The Antarctic Peninsula’s beauty is renowned worldwide. For millennia, the entire length of the Western Antarctic Peninsula has supported a classic polar food web featuring ice-dependent species like Adélie penguins, crabeater and Weddell seals, and whales, as well as ice-avoiding species like gentoo penguins and fur seals. Much of that food web depends on a small, but mighty crustacean, which thrive in polynyas.
Krill - Small But Mighty
Many of the iconic Antarctic species share a taste for krill - the tiny crustacean responsible for converting phytoplankton blooms into energy rich food. In addition to supporting marine biodiversity, krill regulate the global carbon cycle and provide economic resources by supporting commercial fisheries. While individually small, collectively krill are one of the most important species in the Antarctic ecosystem and the backbone of the food web.
Climate change is now rewriting the rules and is splitting the Peninsula ecosystem into two distinct regimes: the Northern Peninsula and the Southern Peninsula.
A Changing Ecosystem: The Northern Peninsula
Krill, along with many other Antarctic species, are tied to sea ice. As the ice disappears in more northern waters, these species follow the ice south. What was once a resilient polar ecosystem on the Northern Peninsula is transforming into something new — one less defined by ice, less dominated by krill, and more fragile in the face of warming seas. This shift can be traced back to the loss of sea ice.
Adélie penguins, one of the most iconic ice-dependent species, tell this story most clearly. Colonies that once numbered in the tens of thousands are declining, with several projected to become endangered or even vanish altogether in coming decades. Meanwhile, gentoo penguins and fur seals, species that avoid ice, are moving in and expanding southward.

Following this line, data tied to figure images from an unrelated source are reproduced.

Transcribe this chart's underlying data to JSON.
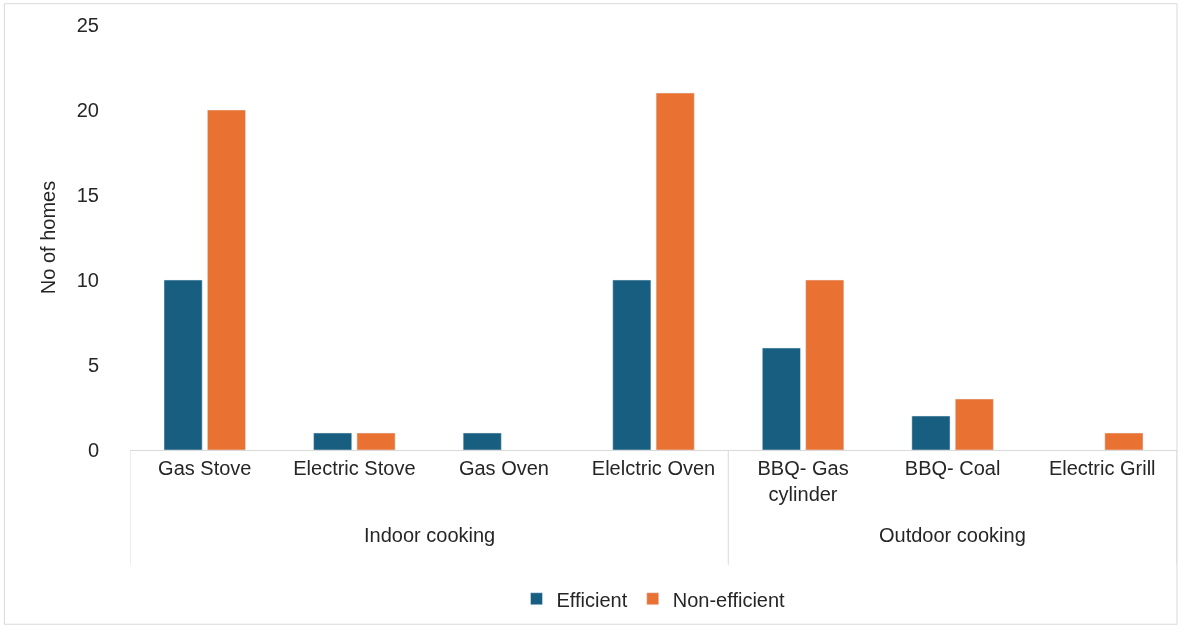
{
  "chart_data": {
    "type": "bar",
    "ylabel": "No of homes",
    "categories": [
      "Gas Stove",
      "Electric Stove",
      "Gas Oven",
      "Elelctric Oven",
      "BBQ- Gas cylinder",
      "BBQ- Coal",
      "Electric Grill"
    ],
    "series": [
      {
        "name": "Efficient",
        "color": "#175e80",
        "values": [
          10,
          1,
          1,
          10,
          6,
          2,
          null
        ]
      },
      {
        "name": "Non-efficient",
        "color": "#e97132",
        "values": [
          20,
          1,
          null,
          21,
          10,
          3,
          1
        ]
      }
    ],
    "annotations": [
      "Indoor cooking",
      "Outdoor cooking"
    ],
    "ylim": [
      0,
      25
    ],
    "yticks": [
      0,
      5,
      10,
      15,
      20,
      25
    ],
    "grid": false,
    "legend": "bottom"
  }
}
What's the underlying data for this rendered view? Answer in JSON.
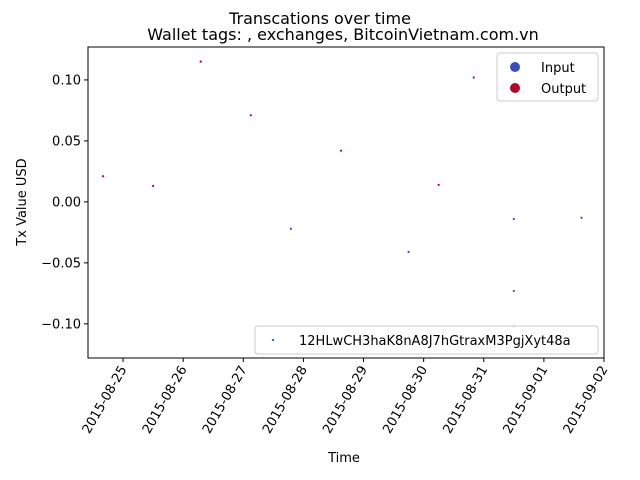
{
  "chart_data": {
    "type": "scatter",
    "title": "Transcations over time",
    "subtitle": "Wallet tags: , exchanges, BitcoinVietnam.com.vn",
    "xlabel": "Time",
    "ylabel": "Tx Value USD",
    "x_ticks": [
      "2015-08-25",
      "2015-08-26",
      "2015-08-27",
      "2015-08-28",
      "2015-08-29",
      "2015-08-30",
      "2015-08-31",
      "2015-09-01",
      "2015-09-02"
    ],
    "y_ticks": [
      "0.10",
      "0.05",
      "0.00",
      "−0.05",
      "−0.10"
    ],
    "y_tick_values": [
      0.1,
      0.05,
      0.0,
      -0.05,
      -0.1
    ],
    "xlim": [
      "2015-08-24 10:00",
      "2015-09-02 00:00"
    ],
    "ylim": [
      -0.128,
      0.127
    ],
    "legend_kind": {
      "placement": "upper right",
      "entries": [
        {
          "label": "Input",
          "color": "#3b4cc0"
        },
        {
          "label": "Output",
          "color": "#b40426"
        }
      ]
    },
    "legend_address": {
      "placement": "lower right",
      "entries": [
        {
          "label": "12HLwCH3haK8nA8J7hGtraxM3PgjXyt48a",
          "color": "#1f77b4"
        }
      ]
    },
    "series": [
      {
        "kind": "Input",
        "color": "#3b4cc0",
        "points": [
          {
            "x": "2015-08-27 19:00",
            "y": -0.022
          },
          {
            "x": "2015-08-29 18:00",
            "y": -0.041
          },
          {
            "x": "2015-08-31 12:00",
            "y": -0.014
          },
          {
            "x": "2015-08-31 12:00",
            "y": -0.073
          },
          {
            "x": "2015-08-31 12:00",
            "y": -0.102
          },
          {
            "x": "2015-09-01 15:00",
            "y": -0.013
          }
        ]
      },
      {
        "kind": "Output",
        "color": "#b40426",
        "points": [
          {
            "x": "2015-08-24 16:00",
            "y": 0.021
          },
          {
            "x": "2015-08-25 12:00",
            "y": 0.013
          },
          {
            "x": "2015-08-26 07:00",
            "y": 0.115
          },
          {
            "x": "2015-08-27 03:00",
            "y": 0.071
          },
          {
            "x": "2015-08-28 15:00",
            "y": 0.042
          },
          {
            "x": "2015-08-30 06:00",
            "y": 0.014
          },
          {
            "x": "2015-08-30 20:00",
            "y": 0.102
          }
        ]
      }
    ]
  }
}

A Changing Ecosystem: The Southern Peninsula
For now, the colder climate of the southern Antarctic Peninsula has kept it more protected than the rapidly warming north. Winter sea ice still reliably forms here, and that stability helps sustain krill and the species that depend on them. In fact, some of these southern regions may offer habitat refuge into the future. Models suggest that waters in the Southern Peninsula could remain productive into the next century, especially for krill.
Conservation
There is currently a marine protected area (MPA) proposed for the Antarctic Peninsula which would provide a safeguard for this critical region and the array and abundance of life that lives there. This proposal is specifically designed to protect Antarctic krill during important life history stages, and to provide climate refugia for this keystone species. As the north warms, the southern region encompassed by the MPA provides critical habitat, providing an opportunity for krill to adapt.